- Fixed firewall dialog label alignment.
- Fixed potential race condition when stopping the daemon, and there're
connections being enqueued.
- Added "clear" button to GUI's filter line (#786)
- Create ebpf cache object only if the modules have been loaded.
- Set default stats workers to the sme amount defined in configuration.
Closes#785
This is part of latest commit ced9a24933
- When reusing a chain, configure the new policy.
- Don't backup existing rules when reloading the configuration.
On some systems after disabling and enabling the interception, the
DNS rule was not being re-added, with error: chain already exists.
When the interception is disabled, we firstly remove the rules,
and secondly if the chain and table is empty we try to remove them
as well.
However, on some systems even if "nft list ruleset" didn't list the
chains to hold our rules, it failed with error "already exists".
Before adding a chain now we check if it exists, and if it does we
reuse it.
Closes#781
BPF_MAP_TYPE_PERCPU_ARRAY was introduced in kernel version 4.6, so with
latest changes to intercept processes we lost support for older kernels
< 4.6.
Now we work again for example on kernels 4.4.
* daemon/Makefile: add support for PREFIX, DESTDIR, SYSCONFDIR in install
This is helpful for package maintainers who need to install components
into specific locations for building packages of this project.
example:
$ make \
PREFIX=/usr \
DESTDIR=/some/package/dir \
SYSCONFDIR=/foo/etc \
install
* daemon/Makefile: use 'install' to copy files / make dirs
Under certain situations, like when using systemd-resolved as DNS
resolver, we receive outbound connections with the fields swapped:
Instead of: local-port:local-ip -> public-ip:public-port
we receive: public-port:public-ip -> local-ip:local-port
Sometimes this behaviour causes network slowdowns, or no network at all.
If we swap the fields of these connections, then we're able to get the
process and keep functioning as usual. But what causes this behaviour is
yet unknown, and needs further analysis.
See these issues for more information: #779 , #711
- Allow to use commas to define conntrack states:
("related,established")
- Remove profile's rules when switching from Deny to Allow.
- Fixed checking duplicated rules.
Closes#778
- Configuration of system firewall rules from the GUI is not supported for
iptables. Up until now only a warning was displayed, encouring to change
fw type manually.
Now if configured fw type is iptables (default-config.json, Firewall:),
and the user opens the fw dialog, we'll ask the user to change it from
the GUI.
- Add fw rules before connecting to the GUI. Otherwise we send to the
GUI an invalid fw state.
Make use of kernel macros to decide for what architectures we compile
the modules.
On armv7l the connections module was failing due to iptunnel_xmit, so
exclude it from being compiled.
One can export ARCH=arm, ARCH=i386 or ARCH=arm64 to compile the modules
for these architectures, instead of hacing to edit the source files.
In order to detect short-lived processes we intercept new processes
executions as they happen, and cache them for later use.
When a new connection is established, then we check if the PID of the
connection is cached, and use the details of the process to ask the user
to allow or deny it.
However, there're some situations where the path or cmdline of a PID,
doesn't correspond with the one that's establishing the connection.
Given the same PID:
- Sometimes we receive from the tracepoint a wrong/non-existent path.
- Other times we receive a "helper" which is the one executing the
real binary that opens the connection.
For these reasons now when a new connection is established, we read the
path to the binary from proc.
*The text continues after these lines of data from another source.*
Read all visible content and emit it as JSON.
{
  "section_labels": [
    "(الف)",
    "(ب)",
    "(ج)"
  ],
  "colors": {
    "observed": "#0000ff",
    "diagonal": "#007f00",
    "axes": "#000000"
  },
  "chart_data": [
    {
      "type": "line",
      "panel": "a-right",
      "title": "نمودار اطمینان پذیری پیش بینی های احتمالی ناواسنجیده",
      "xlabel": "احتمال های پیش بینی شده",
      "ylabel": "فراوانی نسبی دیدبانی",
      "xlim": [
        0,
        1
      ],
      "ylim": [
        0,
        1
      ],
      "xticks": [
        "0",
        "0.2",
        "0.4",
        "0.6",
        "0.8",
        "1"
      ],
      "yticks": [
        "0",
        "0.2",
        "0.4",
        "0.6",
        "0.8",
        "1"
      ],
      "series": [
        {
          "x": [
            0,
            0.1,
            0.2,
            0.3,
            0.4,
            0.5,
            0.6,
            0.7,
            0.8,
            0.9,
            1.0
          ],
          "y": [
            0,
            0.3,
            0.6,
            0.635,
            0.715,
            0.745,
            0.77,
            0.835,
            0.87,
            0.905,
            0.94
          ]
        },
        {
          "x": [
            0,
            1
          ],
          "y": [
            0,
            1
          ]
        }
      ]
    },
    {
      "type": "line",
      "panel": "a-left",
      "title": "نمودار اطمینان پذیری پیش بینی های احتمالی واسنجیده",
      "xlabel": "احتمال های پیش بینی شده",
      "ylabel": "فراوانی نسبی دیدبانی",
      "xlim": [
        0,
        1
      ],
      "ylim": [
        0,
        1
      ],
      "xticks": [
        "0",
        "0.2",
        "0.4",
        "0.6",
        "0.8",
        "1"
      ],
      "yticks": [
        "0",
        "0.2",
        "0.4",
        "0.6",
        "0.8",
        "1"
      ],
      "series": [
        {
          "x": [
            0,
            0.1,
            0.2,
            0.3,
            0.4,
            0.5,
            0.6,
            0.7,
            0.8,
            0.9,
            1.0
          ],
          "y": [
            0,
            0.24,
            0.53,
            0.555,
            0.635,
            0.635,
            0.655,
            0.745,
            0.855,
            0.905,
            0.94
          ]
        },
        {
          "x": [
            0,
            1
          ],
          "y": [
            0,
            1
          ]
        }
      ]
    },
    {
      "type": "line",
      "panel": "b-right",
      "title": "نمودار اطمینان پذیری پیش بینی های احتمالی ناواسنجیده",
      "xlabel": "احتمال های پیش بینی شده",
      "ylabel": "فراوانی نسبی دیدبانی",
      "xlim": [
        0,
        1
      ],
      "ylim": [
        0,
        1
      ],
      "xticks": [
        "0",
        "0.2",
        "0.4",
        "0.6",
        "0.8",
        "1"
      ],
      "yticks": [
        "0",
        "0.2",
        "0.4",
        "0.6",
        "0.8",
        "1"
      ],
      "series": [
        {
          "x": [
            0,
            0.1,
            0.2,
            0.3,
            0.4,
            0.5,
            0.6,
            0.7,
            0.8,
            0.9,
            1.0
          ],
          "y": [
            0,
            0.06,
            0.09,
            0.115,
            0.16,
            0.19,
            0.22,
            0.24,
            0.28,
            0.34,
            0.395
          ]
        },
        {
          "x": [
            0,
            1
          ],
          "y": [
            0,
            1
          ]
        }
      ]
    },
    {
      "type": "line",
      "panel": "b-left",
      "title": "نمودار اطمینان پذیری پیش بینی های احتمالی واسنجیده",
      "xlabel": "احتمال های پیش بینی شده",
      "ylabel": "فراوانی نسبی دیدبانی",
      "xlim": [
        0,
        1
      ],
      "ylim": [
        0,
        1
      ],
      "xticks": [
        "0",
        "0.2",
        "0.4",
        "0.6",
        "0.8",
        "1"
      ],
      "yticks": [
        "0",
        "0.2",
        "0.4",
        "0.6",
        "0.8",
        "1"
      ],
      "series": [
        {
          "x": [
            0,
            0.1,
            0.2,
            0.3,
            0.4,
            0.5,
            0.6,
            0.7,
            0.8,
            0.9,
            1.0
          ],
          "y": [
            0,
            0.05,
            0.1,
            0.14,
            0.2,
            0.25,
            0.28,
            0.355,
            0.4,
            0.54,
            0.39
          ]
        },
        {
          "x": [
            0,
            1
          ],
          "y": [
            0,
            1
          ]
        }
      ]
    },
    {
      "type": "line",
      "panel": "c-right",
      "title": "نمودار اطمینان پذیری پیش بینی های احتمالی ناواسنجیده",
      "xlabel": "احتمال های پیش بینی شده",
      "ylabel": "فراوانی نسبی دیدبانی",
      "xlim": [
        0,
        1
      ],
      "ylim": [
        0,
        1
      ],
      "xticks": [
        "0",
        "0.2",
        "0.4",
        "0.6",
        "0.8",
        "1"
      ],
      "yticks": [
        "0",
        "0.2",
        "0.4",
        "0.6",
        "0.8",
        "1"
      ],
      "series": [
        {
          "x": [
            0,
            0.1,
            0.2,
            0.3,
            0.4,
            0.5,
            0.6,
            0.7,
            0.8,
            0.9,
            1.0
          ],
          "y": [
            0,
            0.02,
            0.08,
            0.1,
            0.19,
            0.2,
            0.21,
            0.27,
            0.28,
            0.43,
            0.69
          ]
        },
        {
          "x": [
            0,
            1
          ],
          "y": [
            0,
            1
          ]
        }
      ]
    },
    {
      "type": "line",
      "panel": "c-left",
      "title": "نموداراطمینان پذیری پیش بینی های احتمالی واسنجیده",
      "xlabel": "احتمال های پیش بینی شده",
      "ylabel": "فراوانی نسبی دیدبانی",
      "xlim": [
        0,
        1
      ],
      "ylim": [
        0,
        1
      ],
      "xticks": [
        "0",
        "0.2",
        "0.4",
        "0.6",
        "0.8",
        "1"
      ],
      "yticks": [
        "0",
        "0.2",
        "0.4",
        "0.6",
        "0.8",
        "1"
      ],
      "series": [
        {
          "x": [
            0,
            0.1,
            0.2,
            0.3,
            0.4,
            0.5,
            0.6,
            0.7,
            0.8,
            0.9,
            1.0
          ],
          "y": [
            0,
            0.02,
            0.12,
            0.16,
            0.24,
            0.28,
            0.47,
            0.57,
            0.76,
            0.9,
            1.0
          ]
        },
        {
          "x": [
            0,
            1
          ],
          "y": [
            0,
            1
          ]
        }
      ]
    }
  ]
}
If the PID is cached and the cached path
differs, then we'll use the path from proc.
We lose a bit of performance, but hopefully we'll be more consistent
with what the user expect, while at the same time keeping intercepting
short-lived processes.
Downsides: for execveat() executions we won't display the original binary.
Closes#771
Whenever a process exits, we delete the corresponding entry from
cache.
But when a process executes a new process (sh -c ls), we receive an
exit event for the parent, while the child continues working with *the
same PID*. Sometimes we don't receive exit events for the child, so the
entry was never removed from cache.
We should properly detect the exits, but forthe time being, delete
expired processes from cache every minute.